Cascade Point proposal faces many hurdles

Some say plan to add ferry service from point needs more research, explanation

Posted: Thursday, June 23, 2005

The state's proposal to build a new ferry operation in Berners Bay may involve greater hurdles than the controversial Kensington gold mine ferry shuttle that is already planned there.

State Marine Transportation Director Robin Taylor said this week he would like to buy two new day boats and send them between Juneau's Cascade Point, a small promontory in Berners Bay, and Haines and Skagway.

"With any luck, it would happen two years down the road," Taylor said.

The advantages would be to run quicker service from Juneau to Haines or Skagway, and mainline ferries would not have to serve north Lynn Canal but instead return south from Juneau. Communities south of Juneau could get up to 30 percent more service, Taylor said.

Officials with federal agencies, local governments and Goldbelt - which owns the land and is planning to build a Cascade Point shuttle ferry terminal for workers accessing the proposed mine across the bay - expressed some surprise at Taylor's idea.

The concept is not included in the state's regional transportation plan, said Robert Venables, manager of the Haines Borough.

"On the surface, it definitely has issues that need better explanation and research," Venables said.

For example, if day boats turn around in Berners Bay, walk-on passengers would have trouble getting to town or between Cascade Point and mainline state ferries docked in Auke Bay.

"Every mile away from the community core makes it more difficult to (serve walk-on passengers)," Venables said.

Cascade Point is more than 40 road miles from downtown Juneau. The Auke Bay ferry terminal, on the same route, is 14 miles from downtown.

About 45 percent of the state ferry system's summer and spring traffic is from walk-on passengers. It drops to 39 percent in the winter, according to a 2000 study by Juneau's McDowell Group consulting firm.

Taylor said walk-on distances are something that communities scattered throughout Southeast Alaska, such as Craig and Thorne Bay, have dealt with for 30 years. Often, the private sector fills the gap or passengers catch rides with others who brought vehicles on board, he said.

The state of Alaska also would face some big permitting obstacles and debate about harm to marine life in Berners Bay.

"We'd have potential concern about (additional) docking structures and increased vessel activity," said Jon Kurland, regional habitat division director for the National Marine Fisheries Service.

"We'd be concerned about impacts to marine mammals and forage fish," Kurland added.

The state doesn't have the authority to operate shuttle ferries at Cascade Point - at least not now, said John Leeds, manager of the Army Corps of Engineers' Juneau field office.

It's a much bigger project than Goldbelt's support operation for Kensington Mine, and there may be some difficulty in siting a dock for large vessels because of water depths, Leeds said.

The Goldbelt dock "is not meant for vehicles," Leeds added.

Goldbelt consultant Randy Wanamaker agreed that the planned dock is not suitable for day boat use. Goldbelt will consider a new dock "if (the state) makes a formal proposal," he said.
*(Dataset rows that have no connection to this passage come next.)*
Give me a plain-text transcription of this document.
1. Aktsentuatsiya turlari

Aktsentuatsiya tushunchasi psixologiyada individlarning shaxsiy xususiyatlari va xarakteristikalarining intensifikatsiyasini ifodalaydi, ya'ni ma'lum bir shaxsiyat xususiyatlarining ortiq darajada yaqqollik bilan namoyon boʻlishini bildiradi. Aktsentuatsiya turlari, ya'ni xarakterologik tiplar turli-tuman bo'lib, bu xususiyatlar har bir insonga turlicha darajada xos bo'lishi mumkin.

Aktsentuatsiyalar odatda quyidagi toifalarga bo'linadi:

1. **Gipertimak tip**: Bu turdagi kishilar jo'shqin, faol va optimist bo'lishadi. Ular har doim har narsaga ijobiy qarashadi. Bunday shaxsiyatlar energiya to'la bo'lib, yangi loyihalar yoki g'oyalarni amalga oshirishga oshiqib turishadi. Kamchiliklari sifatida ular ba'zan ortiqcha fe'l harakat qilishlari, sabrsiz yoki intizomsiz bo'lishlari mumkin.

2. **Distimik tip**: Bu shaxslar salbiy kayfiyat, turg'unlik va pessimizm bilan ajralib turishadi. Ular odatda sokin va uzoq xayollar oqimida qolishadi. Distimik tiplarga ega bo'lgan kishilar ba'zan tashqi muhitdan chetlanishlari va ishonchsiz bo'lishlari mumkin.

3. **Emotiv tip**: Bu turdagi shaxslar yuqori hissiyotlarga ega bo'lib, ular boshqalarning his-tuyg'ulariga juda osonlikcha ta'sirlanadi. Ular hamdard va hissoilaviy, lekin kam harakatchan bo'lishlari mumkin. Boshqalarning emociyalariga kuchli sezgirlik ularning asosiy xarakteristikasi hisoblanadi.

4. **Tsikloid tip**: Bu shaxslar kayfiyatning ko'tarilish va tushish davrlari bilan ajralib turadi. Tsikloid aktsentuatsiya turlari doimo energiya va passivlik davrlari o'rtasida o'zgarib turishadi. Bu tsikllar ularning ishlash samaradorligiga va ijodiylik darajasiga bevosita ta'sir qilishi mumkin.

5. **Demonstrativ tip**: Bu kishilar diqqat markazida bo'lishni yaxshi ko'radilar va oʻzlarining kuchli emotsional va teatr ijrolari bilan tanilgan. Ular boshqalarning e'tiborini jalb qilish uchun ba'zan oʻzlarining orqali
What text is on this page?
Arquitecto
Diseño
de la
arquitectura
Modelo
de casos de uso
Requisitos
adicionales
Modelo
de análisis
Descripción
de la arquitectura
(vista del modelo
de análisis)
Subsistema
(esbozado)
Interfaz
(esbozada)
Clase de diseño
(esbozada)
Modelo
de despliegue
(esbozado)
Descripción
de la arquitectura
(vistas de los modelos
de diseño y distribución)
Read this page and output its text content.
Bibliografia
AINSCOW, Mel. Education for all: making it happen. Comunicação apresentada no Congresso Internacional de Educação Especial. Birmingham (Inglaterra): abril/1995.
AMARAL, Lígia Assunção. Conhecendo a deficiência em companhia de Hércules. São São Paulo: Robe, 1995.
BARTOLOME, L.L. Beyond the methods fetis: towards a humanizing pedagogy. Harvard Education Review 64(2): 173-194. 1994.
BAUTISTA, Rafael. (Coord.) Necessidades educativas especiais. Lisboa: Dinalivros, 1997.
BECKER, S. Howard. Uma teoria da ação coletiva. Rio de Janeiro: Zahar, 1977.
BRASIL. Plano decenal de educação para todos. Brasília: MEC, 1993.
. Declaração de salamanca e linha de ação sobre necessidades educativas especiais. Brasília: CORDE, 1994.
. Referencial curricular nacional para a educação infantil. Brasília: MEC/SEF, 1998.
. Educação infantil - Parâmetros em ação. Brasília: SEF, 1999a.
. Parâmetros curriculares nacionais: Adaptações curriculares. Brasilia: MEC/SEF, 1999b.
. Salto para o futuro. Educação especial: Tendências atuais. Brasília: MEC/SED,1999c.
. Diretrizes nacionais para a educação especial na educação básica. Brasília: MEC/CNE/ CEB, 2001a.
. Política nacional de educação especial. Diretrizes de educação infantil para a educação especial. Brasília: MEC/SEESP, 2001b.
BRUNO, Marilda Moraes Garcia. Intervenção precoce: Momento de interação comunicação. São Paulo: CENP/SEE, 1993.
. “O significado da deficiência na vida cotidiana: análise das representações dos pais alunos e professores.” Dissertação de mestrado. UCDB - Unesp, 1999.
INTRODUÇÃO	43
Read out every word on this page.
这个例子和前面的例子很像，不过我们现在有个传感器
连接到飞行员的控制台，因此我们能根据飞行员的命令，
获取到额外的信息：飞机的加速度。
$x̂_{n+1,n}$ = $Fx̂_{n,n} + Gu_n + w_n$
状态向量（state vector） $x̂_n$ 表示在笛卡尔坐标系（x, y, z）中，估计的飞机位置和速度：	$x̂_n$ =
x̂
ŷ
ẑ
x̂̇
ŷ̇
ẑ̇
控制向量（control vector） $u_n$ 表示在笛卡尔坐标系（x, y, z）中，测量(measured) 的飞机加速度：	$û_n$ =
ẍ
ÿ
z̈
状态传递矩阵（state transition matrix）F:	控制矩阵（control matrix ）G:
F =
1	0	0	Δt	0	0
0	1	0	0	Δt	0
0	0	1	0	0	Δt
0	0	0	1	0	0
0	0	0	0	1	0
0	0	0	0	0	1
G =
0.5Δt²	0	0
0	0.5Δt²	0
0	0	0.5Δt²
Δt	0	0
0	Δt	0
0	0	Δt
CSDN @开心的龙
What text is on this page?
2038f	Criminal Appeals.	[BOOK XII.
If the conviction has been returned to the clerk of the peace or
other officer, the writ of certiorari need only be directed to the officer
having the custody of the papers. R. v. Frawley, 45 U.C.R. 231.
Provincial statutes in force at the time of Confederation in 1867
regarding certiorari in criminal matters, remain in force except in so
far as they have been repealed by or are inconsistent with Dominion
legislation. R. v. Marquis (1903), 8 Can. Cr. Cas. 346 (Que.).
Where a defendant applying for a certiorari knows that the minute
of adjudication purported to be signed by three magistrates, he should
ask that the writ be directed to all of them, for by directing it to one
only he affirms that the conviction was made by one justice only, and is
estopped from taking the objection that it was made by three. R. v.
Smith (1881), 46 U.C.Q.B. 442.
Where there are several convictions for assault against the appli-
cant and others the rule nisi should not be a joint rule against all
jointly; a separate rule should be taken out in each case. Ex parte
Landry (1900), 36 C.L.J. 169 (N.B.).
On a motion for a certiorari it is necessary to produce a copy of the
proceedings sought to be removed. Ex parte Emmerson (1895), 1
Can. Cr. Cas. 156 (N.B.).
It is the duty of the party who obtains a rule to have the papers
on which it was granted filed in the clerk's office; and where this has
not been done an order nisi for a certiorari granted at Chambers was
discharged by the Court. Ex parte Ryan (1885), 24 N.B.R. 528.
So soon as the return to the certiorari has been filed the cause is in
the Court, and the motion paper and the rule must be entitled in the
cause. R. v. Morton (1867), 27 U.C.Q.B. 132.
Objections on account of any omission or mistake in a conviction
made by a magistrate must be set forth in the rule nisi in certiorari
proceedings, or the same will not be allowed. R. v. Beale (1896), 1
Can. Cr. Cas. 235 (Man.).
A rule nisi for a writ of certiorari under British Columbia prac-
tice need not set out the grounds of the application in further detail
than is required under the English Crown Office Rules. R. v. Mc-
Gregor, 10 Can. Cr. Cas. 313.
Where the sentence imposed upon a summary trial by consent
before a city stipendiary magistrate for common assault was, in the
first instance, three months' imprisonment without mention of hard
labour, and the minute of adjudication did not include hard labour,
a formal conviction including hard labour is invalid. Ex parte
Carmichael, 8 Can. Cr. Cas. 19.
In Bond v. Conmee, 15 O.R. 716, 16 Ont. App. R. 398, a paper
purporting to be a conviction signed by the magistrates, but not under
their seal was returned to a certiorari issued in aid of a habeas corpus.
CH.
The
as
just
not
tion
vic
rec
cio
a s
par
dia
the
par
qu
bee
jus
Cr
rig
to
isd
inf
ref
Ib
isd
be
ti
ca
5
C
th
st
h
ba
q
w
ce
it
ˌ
Wanamaker, also a Juneau Assembly member, said he didn't know the state was even considering the idea until he heard that it was published in Wednesday newspapers.

Officials with the Corps of Engineers and National Marine Fisheries Service also said they did not know the state was considering the idea.

Cascade Point has been a locus for controversy regarding the Kensington Mine for several years.

It is a spawning area for Lynn Canal's remnant herring stock and nursery area for many other fish species.

Goldbelt, Juneau's urban Native corporation, is seeking permission from the Corps of Engineers to operate a small dock, fueling station and two shuttle ferries to carry Kensington Mine workers.

Due to local fears about harm to marine life in Berners Bay from Goldbelt operations, the city and the state loaded Goldbelt's permit and tidelands lease with special requirements.

For example, the mine shuttles may not travel to and from Cascade Point during herring spawning periods. Fueling may not occur during the period when herring eggs are hatching.

Also, mine-related vessel traffic in Berners Bay will be heavily monitored during the bay's spring hooligan run, which attracts hordes of Steller sea lions, whales and other predators.

The U.S. Army Corps of Engineers is still reviewing its permit for Goldbelt's dock operation and hasn't released a date for completing its review.